Fig. 3: Orthogonal dual-tether pulling assay to monitor tension propagation in cells.

A Bright-field microscopy (left) and confocal fluorescence microscopy (right) images of two orthogonal tethers pulled by two optically trapped beads from a HEK293T cell dyed with DiI-C12. B Schematic illustration of the orthogonal dual-tether assay to monitor membrane tension propagation. Bead 1 moves outwards the cell extending tether 1 and thereby increasing the local membrane tension. If the tension perturbation propagates along the cell membrane within the experimental timescale, bead 2 will start moving towards the cell in the direction perpendicular to that of bead 1. C, D Representative plots of the tether force (C) and the bead position (D) of the orthogonal dual-tether pulling assay conducted in HEPES buffer with 150 mM NaCl.
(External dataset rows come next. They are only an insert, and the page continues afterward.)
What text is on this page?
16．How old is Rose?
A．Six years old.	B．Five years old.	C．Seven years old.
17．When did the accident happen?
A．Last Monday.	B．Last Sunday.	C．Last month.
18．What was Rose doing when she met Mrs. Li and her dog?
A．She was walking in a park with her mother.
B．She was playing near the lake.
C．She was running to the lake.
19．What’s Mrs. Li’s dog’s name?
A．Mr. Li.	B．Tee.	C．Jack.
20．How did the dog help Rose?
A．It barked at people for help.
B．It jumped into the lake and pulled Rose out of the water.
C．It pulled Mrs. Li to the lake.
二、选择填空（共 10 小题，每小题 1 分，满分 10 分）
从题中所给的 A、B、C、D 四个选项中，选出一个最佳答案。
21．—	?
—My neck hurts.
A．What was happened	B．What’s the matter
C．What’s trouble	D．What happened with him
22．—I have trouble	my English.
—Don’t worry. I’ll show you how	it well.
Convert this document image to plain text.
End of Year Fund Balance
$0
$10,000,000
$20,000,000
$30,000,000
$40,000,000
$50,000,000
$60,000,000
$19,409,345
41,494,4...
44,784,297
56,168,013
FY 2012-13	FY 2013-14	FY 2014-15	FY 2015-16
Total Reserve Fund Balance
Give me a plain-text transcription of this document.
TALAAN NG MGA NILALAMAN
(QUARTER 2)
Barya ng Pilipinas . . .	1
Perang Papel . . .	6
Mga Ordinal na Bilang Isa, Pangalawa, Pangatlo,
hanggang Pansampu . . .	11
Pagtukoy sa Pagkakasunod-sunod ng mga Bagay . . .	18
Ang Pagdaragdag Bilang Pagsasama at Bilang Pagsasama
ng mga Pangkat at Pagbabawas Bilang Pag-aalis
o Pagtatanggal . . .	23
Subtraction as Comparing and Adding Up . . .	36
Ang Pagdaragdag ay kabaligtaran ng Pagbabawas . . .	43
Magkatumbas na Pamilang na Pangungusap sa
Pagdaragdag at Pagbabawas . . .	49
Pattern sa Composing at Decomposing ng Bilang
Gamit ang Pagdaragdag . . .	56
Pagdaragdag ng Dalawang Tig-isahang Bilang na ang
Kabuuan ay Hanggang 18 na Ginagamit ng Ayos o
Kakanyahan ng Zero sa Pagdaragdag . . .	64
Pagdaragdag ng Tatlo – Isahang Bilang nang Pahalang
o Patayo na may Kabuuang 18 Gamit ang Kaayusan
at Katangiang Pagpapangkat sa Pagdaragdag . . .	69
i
The position of each bead was normalized to its movement amplitude. Within the experimental accuracy, bead 2 did not respond to the movement of bead 1. N = 19 cells from 4 independent experiments. E, F Representative plots of the tether force (E) and the bead position (F) of the orthogonal dual-tether pulling assay conducted in HEPES buffer with 50 mM NaCl. The position of each bead was normalized to its movement amplitude. The left panels in (Fig. 3 C–F) correspond to the monitoring of the response of bead 2 in the direction perpendicular to that of the movement of bead 1. The right panels correspond to monitoring of the response of bead 2 in the same direction as that of the movement of bead 1. Note that the response of the bead 2 at 50 mM was only in the direction perpendicular to that of the movement of the bead 1. N = 7 cells from 3 independent experiments. Source data are provided as a Source Data file.